Discernment and Diligence

As AI suggests ideas, use Discernment to evaluate them against your expertise. Don't just accept or reject; explain to the AI assistant why something works or doesn't in your context. By doing this, you are teaching your AI partner.

Throughout this process, maintain Diligence. You are not outsourcing decisions; you are taking responsibility for what ends up in front of your students. Document key decisions in your AI collaboration and share your thinking with your students to model responsible collaboration.

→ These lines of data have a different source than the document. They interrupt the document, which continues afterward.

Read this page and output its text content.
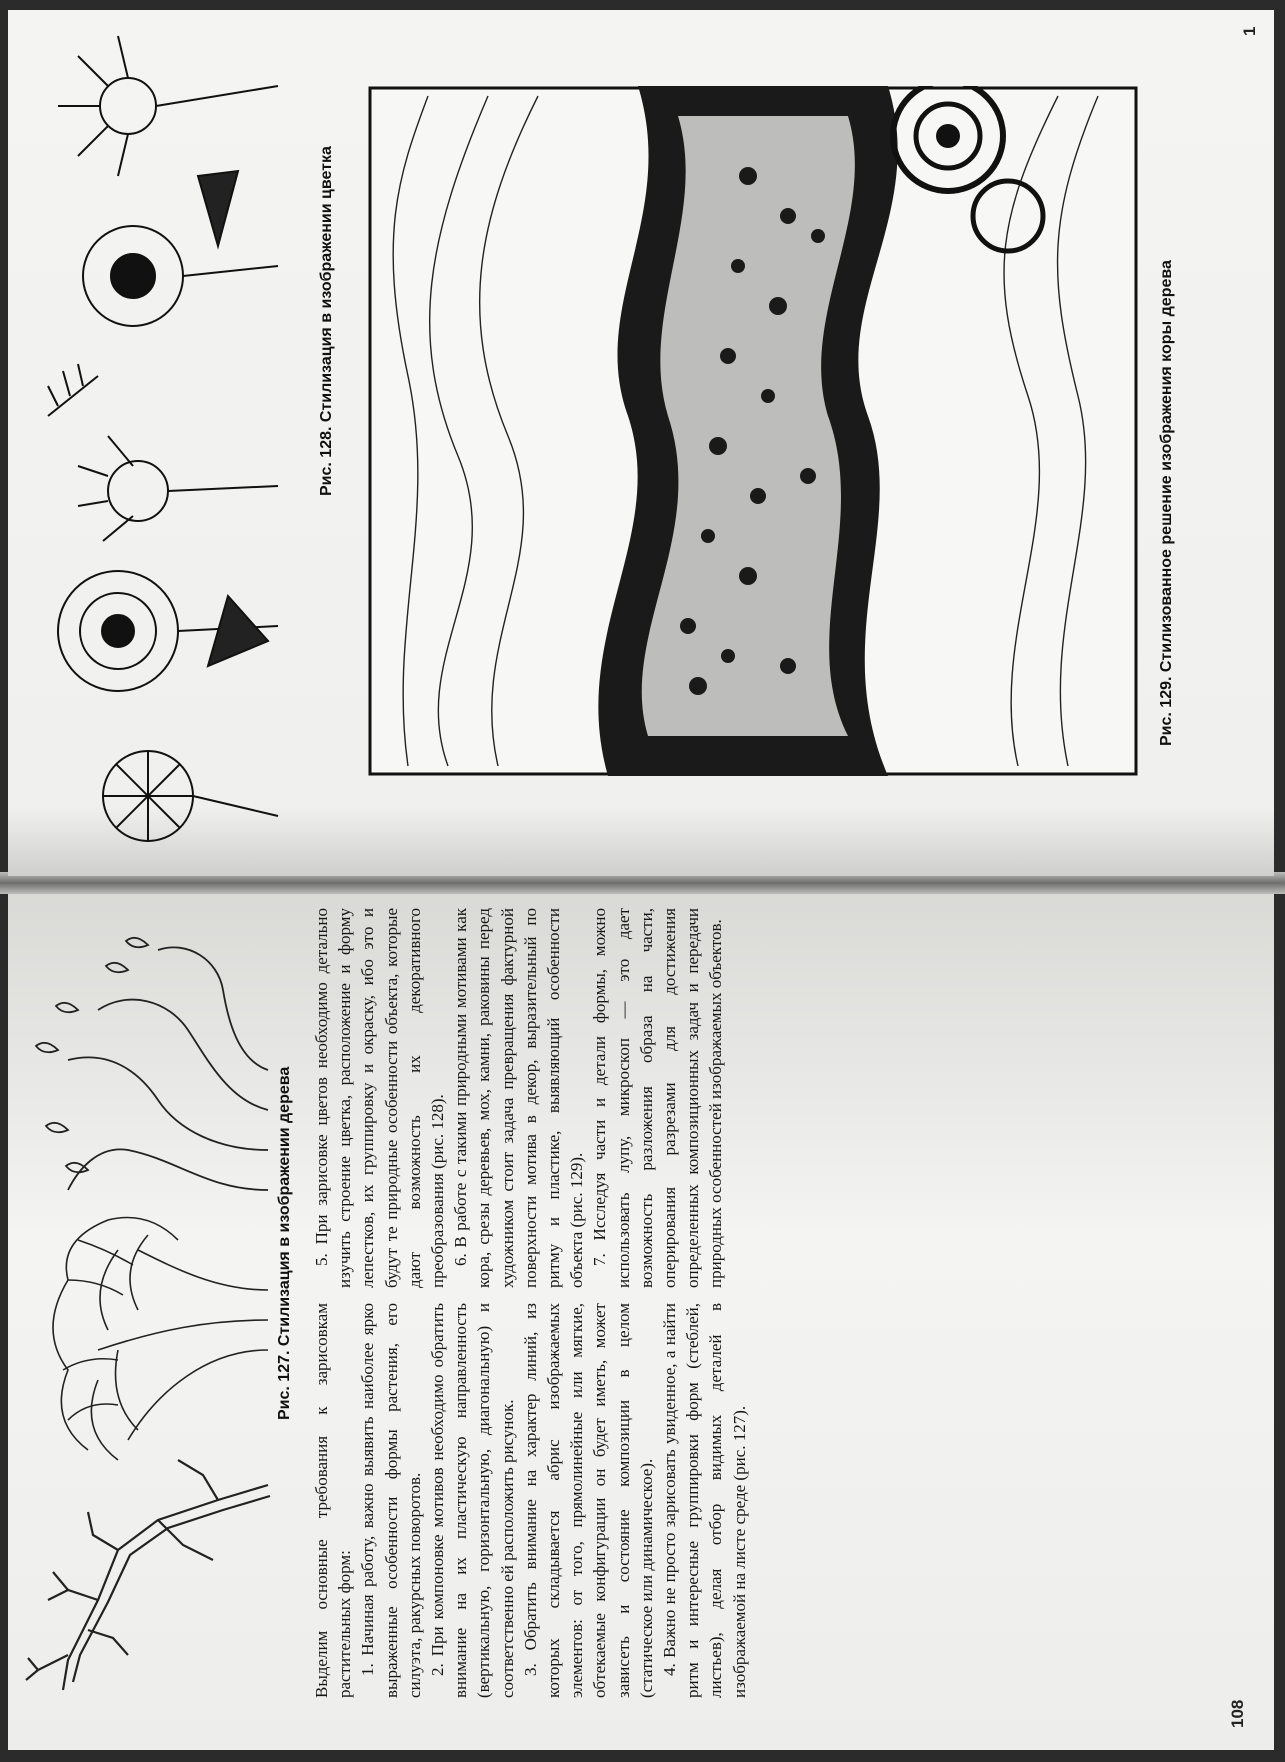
Рис. 127. Стилизация в изображении дерева

Выделим основные требования к зарисовкам растительных форм: 1. Начиная работу, важно выявить наиболее ярко выраженные особенности формы растения, его силуэта, ракурсных поворотов. 2. При компоновке мотивов необходимо обратить внимание на их пластическую направленность (вертикальную, горизонтальную, диагональную) и соответственно ей расположить рисунок. 3. Обратить внимание на характер линий, из которых складывается абрис изображаемых элементов: от того, прямолинейные или мягкие, обтекаемые конфигурации он будет иметь, может зависеть и состояние композиции в целом (статическое или динамическое). 4. Важно не просто зарисовать увиденное, а найти ритм и интересные группировки форм (стеблей, листьев), делая отбор видимых деталей в изображаемой на листе среде (рис. 127).

5. При зарисовке цветов необходимо детально изучить строение цветка, расположение и форму лепестков, их группировку и окраску, ибо это и будут те природные особенности объекта, которые дают возможность их декоративного преобразования (рис. 128). 6. В работе с такими природными мотивами как кора, срезы деревьев, мох, камни, раковины перед художником стоит задача превращения фактурной поверхности мотива в декор, выразительный по ритму и пластике, выявляющий особенности объекта (рис. 129). 7. Исследуя части и детали формы, можно использовать лупу, микроскоп — это дает возможность разложения образа на части, оперирования разрезами для достижения определенных композиционных задач и передачи природных особенностей изображаемых объектов.

108
Рис. 128. Стилизация в изображении цветка	Рис. 129. Стилизованное решение изображения коры дерева
1
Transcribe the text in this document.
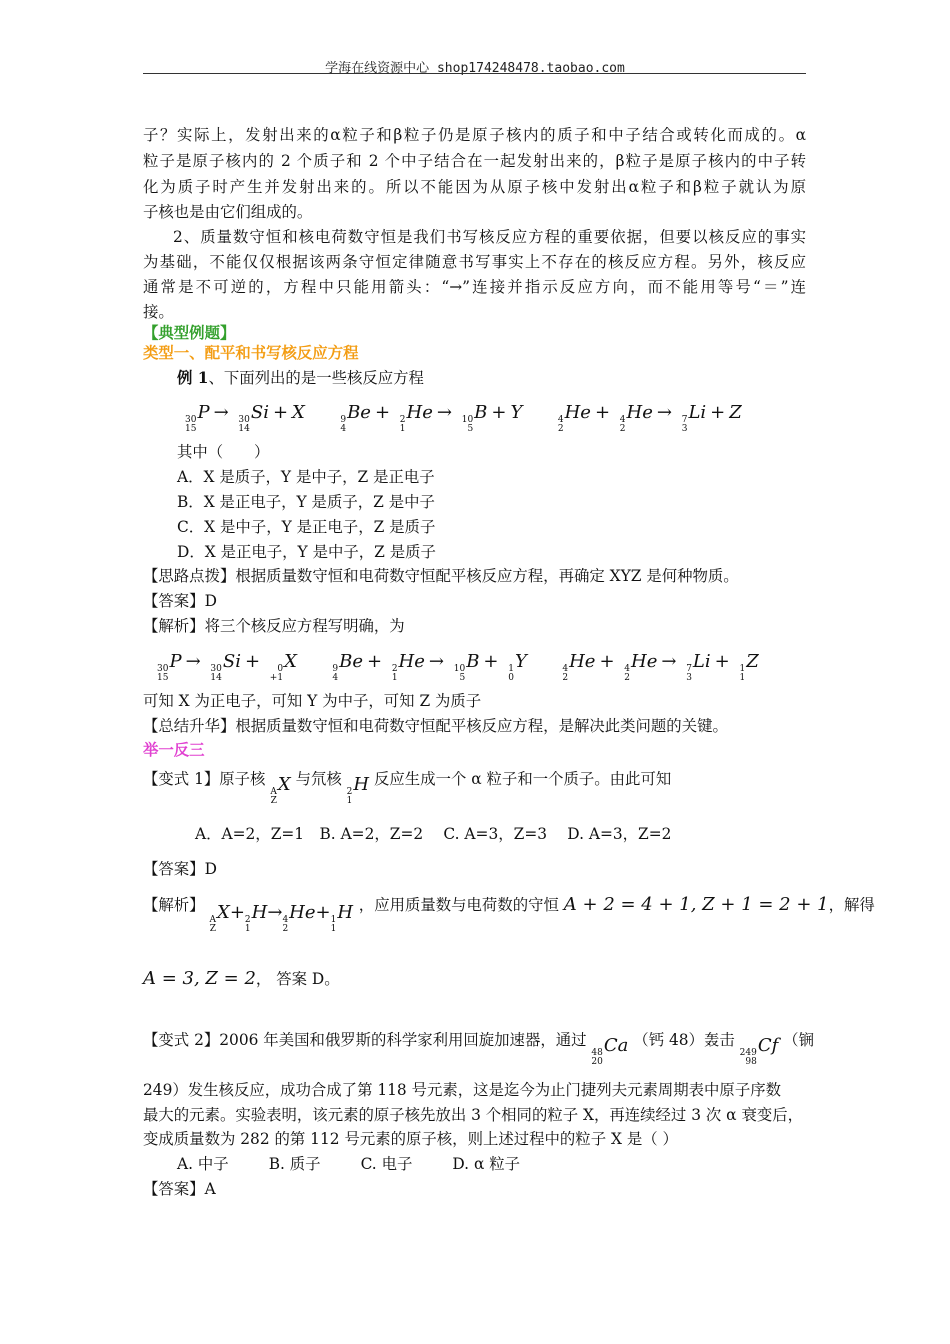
学海在线资源中心 shop174248478.taobao.com
子？实际上，发射出来的α粒子和β粒子仍是原子核内的质子和中子结合或转化而成的。α
粒子是原子核内的 2 个质子和 2 个中子结合在一起发射出来的，β粒子是原子核内的中子转
化为质子时产生并发射出来的。所以不能因为从原子核中发射出α粒子和β粒子就认为原
子核也是由它们组成的。
2、质量数守恒和核电荷数守恒是我们书写核反应方程的重要依据，但要以核反应的事实
为基础，不能仅仅根据该两条守恒定律随意书写事实上不存在的核反应方程。另外，核反应
通常是不可逆的，方程中只能用箭头：“→”连接并指示反应方向，而不能用等号“＝”连
接。
【典型例题】
类型一、配平和书写核反应方程
例 1、下面列出的是一些核反应方程
30
15
P → 30
14
Si + X	9
4
Be + 2
1
He → 10
5
B + Y	4
2
He + 4
2
He → 7
3
Li + Z
其中（　　）
A．X 是质子，Y 是中子，Z 是正电子
B．X 是正电子，Y 是质子，Z 是中子
C．X 是中子，Y 是正电子，Z 是质子
D．X 是正电子，Y 是中子，Z 是质子
【思路点拨】根据质量数守恒和电荷数守恒配平核反应方程，再确定 XYZ 是何种物质。
【答案】D
【解析】将三个核反应方程写明确，为
30
15
P → 30
14
Si +	0
+1
X	9
4
Be + 2
1
He → 10
5
B + 1
0
Y	4
2
He + 4
2
He → 7
3
Li + 1
1
Z
可知 X 为正电子，可知 Y 为中子，可知 Z 为质子
【总结升华】根据质量数守恒和电荷数守恒配平核反应方程，是解决此类问题的关键。
举一反三
【变式 1】原子核
A
Z
X 与氘核
2
1
H 反应生成一个 α 粒子和一个质子。由此可知
A．A=2，Z=1　B. A=2，Z=2　 C. A=3，Z=3　 D. A=3，Z=2
【答案】D
【解析】
A
Z
X+ 2
1
H→ 4
2
He+ 1
1
H ，应用质量数与电荷数的守恒 A + 2 = 4 + 1, Z + 1 = 2 + 1，解得
A = 3, Z = 2， 答案 D。
【变式 2】2006 年美国和俄罗斯的科学家利用回旋加速器，通过
48
20
Ca （钙 48）轰击
249
98
Cf （锎
249）发生核反应，成功合成了第 118 号元素，这是迄今为止门捷列夫元素周期表中原子序数
最大的元素。实验表明，该元素的原子核先放出 3 个相同的粒子 X，再连续经过 3 次 α 衰变后，
变成质量数为 282 的第 112 号元素的原子核，则上述过程中的粒子 X 是（ ）
A. 中子	B. 质子	C. 电子	D. α 粒子
【答案】A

Task 2: Mapping the Learning Journey

Turning a list of topics into a coherent learning journey is where AI partnership becomes particularly interesting. Start with clear delegation: What aspects of this work can best be automated or augmented?

Interactive Role-Playing

An effective technique for mapping the journey is asking the AI to switch roles. You might say:

"Please act as one of my students. How would you react to this planned course at different points along the way? Where might you get confused? What background would you need at each stage?"

This interactive role-playing capability is like having a student focus group available at any time. Discernment helps you catch problems and recognize unexpected insights, while diligence ensures quality assurance and transparency.

Task 3: Defining Learning Objectives

Collaborating with AI lets us breathe new life into defining learning objectives. If you have been building context—sharing your knowledge, constraints, and goals—you have created a shared understanding of your course. If not, try uploading a course syllabus and describing your approach and teaching context to the AI.

Generative Conversations

Using this foundation, you can craft learning objectives that are accurate, meaningful, and aligned with institutional requirements. Because the process is faster, you can experiment more and try different approaches. You can even work with AI to map course outcomes to resume skills, which can be highly motivating for students.

The "Four Ds" Framework

The Four Ds (Delegation, Description, Discernment, and Diligence) are not just a checklist; they are a framework for building a genuine cognitive partnership.

  • Delegation: Deciding who does what.
  • Description: Providing rich, specific context.
  • Discernment: Critically evaluating AI output.
  • Diligence: Taking responsibility and being transparent.

This context-building approach works for any substantial planning task, including creating new courses from scratch, updating existing curriculum, or developing learning pathways. The real power of fluent AI collaboration comes from surfacing hidden assumptions, discovering creative connections, and maintaining coherence while exploring new ideas. By starting with the big picture and building context as you work through the details, you enhance your entire pedagogical practice.